Death came through a man. In Adam all die. From Adam we have all been infected with a sinful nature. Not one of us escapes the death it brings. Even the best still die. In the last fifty years, perhaps no one has been more recognized for her selflessness than Mother Theresa. But where is she now? She is dead.
Teenagers may think they are indestructible. Death does not seem very real to them. But school shootings have clearly demonstrated that even teenagers are not bullet proof. The COVID 19 virus may threaten the elderly and those whose health is compromised more than others. But people of all ages have lost their lives in the pandemic.
Sometimes even babies die, confirming that, if “the wages of sin is death,” then it must be the sinful core we all inherited from Adam that comes under God’s judgment. Death doesn’t always wait for some visible breaking of God’s commandments. In Adam, all die.
That’s not a pleasant thing to think about, but Paul wants us to consider the implications seriously. I am half way through my fifties. In Psalm 90 Moses says that man’s days are 70 years, or 80 if he has the strength. Average life expectancies in our time reveal things haven’t changed much since 1400 B.C. That means that my life is approaching the three quarters mark. Every funeral I attend, every trip to the doctor, reminds me that I need more than a dead hero showing me how to behave better. I need a Savior from sin and death!
I need the Savior and King Paul is describing here. “The resurrection of the dead comes also through a man…in Christ all will be made alive.” Our greatest need has never been for someone to come and make our world a nicer place in which to stay. We need someone to save us from it. Jesus’ resurrection is proof that he has done just that!

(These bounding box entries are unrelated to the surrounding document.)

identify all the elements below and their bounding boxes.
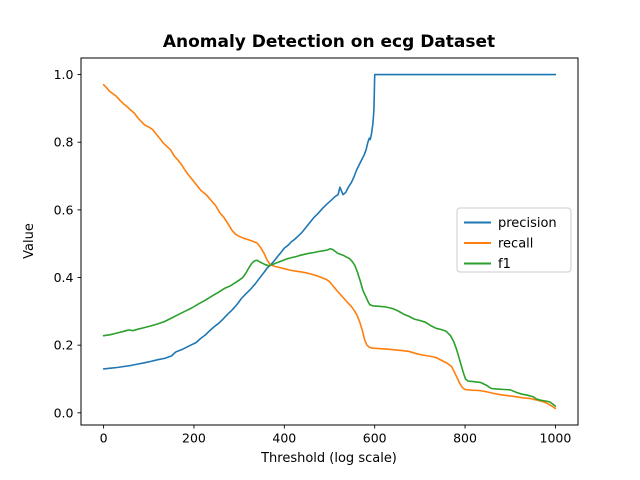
y-tick-label: 0.0 [54, 405, 74, 420]
chart-title: Anomaly Detection on ecg Dataset [163, 32, 495, 52]
f1-line [102, 248, 557, 407]
legend-box [456, 207, 572, 273]
y-tick-label: 0.2 [54, 338, 74, 353]
x-tick-label: 800 [453, 431, 477, 446]
y-tick-label: 0.8 [54, 135, 74, 150]
x-tick-label: 1000 [540, 431, 572, 446]
y-tick-label: 0.6 [54, 202, 74, 217]
y-axis-label: Value [22, 223, 37, 259]
x-axis-ticks: 0 200 400 600 800 1000 [100, 425, 572, 446]
x-tick-label: 600 [363, 431, 387, 446]
axes-spines [80, 57, 579, 426]
precision-line [102, 73, 557, 370]
legend-label-f1: f1 [498, 257, 511, 272]
x-tick-label: 0 [100, 431, 108, 446]
legend-label-recall: recall [498, 237, 533, 252]
y-tick-label: 1.0 [54, 67, 74, 82]
y-tick-label: 0.4 [54, 270, 74, 285]
legend: precision recall f1 [456, 207, 572, 273]
x-tick-label: 200 [182, 431, 206, 446]
y-axis-ticks: 0.0 0.2 0.4 0.6 0.8 1.0 [54, 67, 81, 420]
series-group [102, 73, 557, 410]
x-tick-label: 400 [272, 431, 296, 446]
recall-line [102, 83, 557, 410]
legend-label-precision: precision [498, 216, 557, 231]
x-axis-label: Threshold (log scale) [260, 451, 397, 466]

When Jesus died on the cross, he faced the wrath of God for our sins that justly belonged to us. His body absorbed all the punishment we deserved. That made death something of a hollow shell. It still may hurt. It still may frighten us to go through it. But the terror of God’s punishment, and the power of death to hold us, has been taken away.

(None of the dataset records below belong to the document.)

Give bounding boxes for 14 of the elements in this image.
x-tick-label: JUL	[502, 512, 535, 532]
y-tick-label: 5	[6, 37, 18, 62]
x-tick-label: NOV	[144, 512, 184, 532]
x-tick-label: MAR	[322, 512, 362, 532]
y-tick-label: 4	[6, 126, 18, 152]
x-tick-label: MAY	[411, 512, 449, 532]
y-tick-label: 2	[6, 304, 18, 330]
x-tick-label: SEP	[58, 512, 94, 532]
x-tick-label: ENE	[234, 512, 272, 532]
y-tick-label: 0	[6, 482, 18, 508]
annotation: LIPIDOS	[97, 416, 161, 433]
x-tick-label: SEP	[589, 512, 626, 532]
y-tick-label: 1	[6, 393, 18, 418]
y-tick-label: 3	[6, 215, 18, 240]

Paul describes it this way in Romans 4. “He was delivered over to death for our sins…” Because we had sins, Jesus had to die for us. “…and was raised to life for our justification.” Because Jesus had earned a not guilty verdict from God for each one of us, death no longer serves as punishment, and God raised him to life.
Consider the implications for our future. Paul paints us a picture using the the Old Testament firstfruits offerings: “…so in Christ all will be made alive. But each in his own turn: Christ, the firstfruits; then, when he comes, those who belong to him.” We aren’t an agricultural people anymore. When we bring our offerings to the Lord, they tend to be in the form of paper notes backed by the government. In Old Testament times, God required his people to bring him the very first part of the harvest. The grain or fruit was taken to the temple and offered to the Lord for his use. These “firstfruits” weren’t the whole harvest. The name indicates that there was much more to come.

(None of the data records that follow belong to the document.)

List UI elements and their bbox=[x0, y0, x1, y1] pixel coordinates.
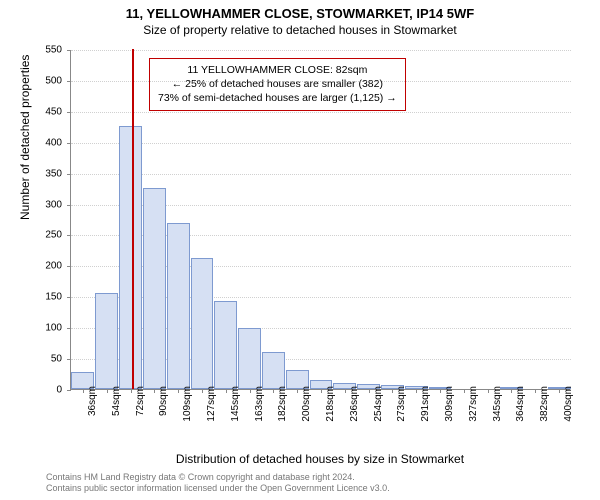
y-tick-label: 300 bbox=[45, 199, 62, 210]
bar bbox=[143, 188, 166, 389]
chart-container: Number of detached properties 11 YELLOWH… bbox=[40, 50, 580, 430]
x-tick-label: 72sqm bbox=[135, 386, 146, 416]
annotation-line-3: 73% of semi-detached houses are larger (… bbox=[158, 91, 397, 105]
y-tick-label: 50 bbox=[51, 354, 62, 365]
chart-title-1: 11, YELLOWHAMMER CLOSE, STOWMARKET, IP14… bbox=[0, 0, 600, 21]
footer-line-1: Contains HM Land Registry data © Crown c… bbox=[46, 472, 390, 483]
y-tick-label: 200 bbox=[45, 261, 62, 272]
x-tick-label: 163sqm bbox=[254, 386, 265, 422]
y-tick-label: 500 bbox=[45, 75, 62, 86]
chart-title-2: Size of property relative to detached ho… bbox=[0, 21, 600, 37]
y-tick-label: 150 bbox=[45, 292, 62, 303]
bar bbox=[191, 258, 214, 389]
y-axis-label: Number of detached properties bbox=[18, 55, 32, 220]
bar bbox=[95, 293, 118, 389]
footer-attribution: Contains HM Land Registry data © Crown c… bbox=[46, 472, 390, 495]
x-tick-label: 291sqm bbox=[420, 386, 431, 422]
x-tick-label: 382sqm bbox=[539, 386, 550, 422]
x-tick-label: 127sqm bbox=[206, 386, 217, 422]
x-tick-label: 200sqm bbox=[301, 386, 312, 422]
x-tick-label: 54sqm bbox=[111, 386, 122, 416]
annotation-line-1: 11 YELLOWHAMMER CLOSE: 82sqm bbox=[158, 63, 397, 77]
plot-area: 11 YELLOWHAMMER CLOSE: 82sqm ← 25% of de… bbox=[70, 50, 570, 390]
x-tick-label: 273sqm bbox=[396, 386, 407, 422]
x-tick-label: 109sqm bbox=[182, 386, 193, 422]
x-tick-label: 36sqm bbox=[87, 386, 98, 416]
x-tick-label: 145sqm bbox=[230, 386, 241, 422]
annotation-line-2: ← 25% of detached houses are smaller (38… bbox=[158, 77, 397, 91]
y-tick-label: 100 bbox=[45, 323, 62, 334]
x-tick-label: 90sqm bbox=[158, 386, 169, 416]
x-tick-label: 364sqm bbox=[515, 386, 526, 422]
y-tick-label: 250 bbox=[45, 230, 62, 241]
x-tick-label: 327sqm bbox=[468, 386, 479, 422]
x-tick-label: 400sqm bbox=[563, 386, 574, 422]
x-tick-label: 345sqm bbox=[492, 386, 503, 422]
y-tick-label: 0 bbox=[56, 385, 62, 396]
annotation-box: 11 YELLOWHAMMER CLOSE: 82sqm ← 25% of de… bbox=[149, 58, 406, 111]
y-tick-label: 450 bbox=[45, 106, 62, 117]
x-axis-label: Distribution of detached houses by size … bbox=[70, 452, 570, 466]
x-tick-label: 309sqm bbox=[444, 386, 455, 422]
y-tick-label: 400 bbox=[45, 137, 62, 148]
y-tick-label: 550 bbox=[45, 45, 62, 56]
x-tick-label: 254sqm bbox=[373, 386, 384, 422]
bar bbox=[262, 352, 285, 389]
bar bbox=[214, 301, 237, 389]
x-tick-label: 218sqm bbox=[325, 386, 336, 422]
bar bbox=[119, 126, 142, 389]
bar bbox=[167, 223, 190, 389]
property-marker-line bbox=[132, 49, 134, 389]
y-tick-label: 350 bbox=[45, 168, 62, 179]
bar bbox=[238, 328, 261, 389]
x-tick-label: 236sqm bbox=[349, 386, 360, 422]
footer-line-2: Contains public sector information licen… bbox=[46, 483, 390, 494]
x-tick-label: 182sqm bbox=[277, 386, 288, 422]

In the Lord’s harvest of bodies and souls brought back from the dead, Jesus is the firstfruits. Our King lives! But Jesus isn’t the whole harvest. Again, the name indicates that there are great fields of those who will rise and be gathered to God when Jesus comes again in glory.
You, dear believing child of God, are a part of that harvest. So are the people you loved who have fallen asleep in faith. As surely as you have stood at their graves, they are going to come out of those graves on the last day when Jesus calls them. In Christ, all will be made alive!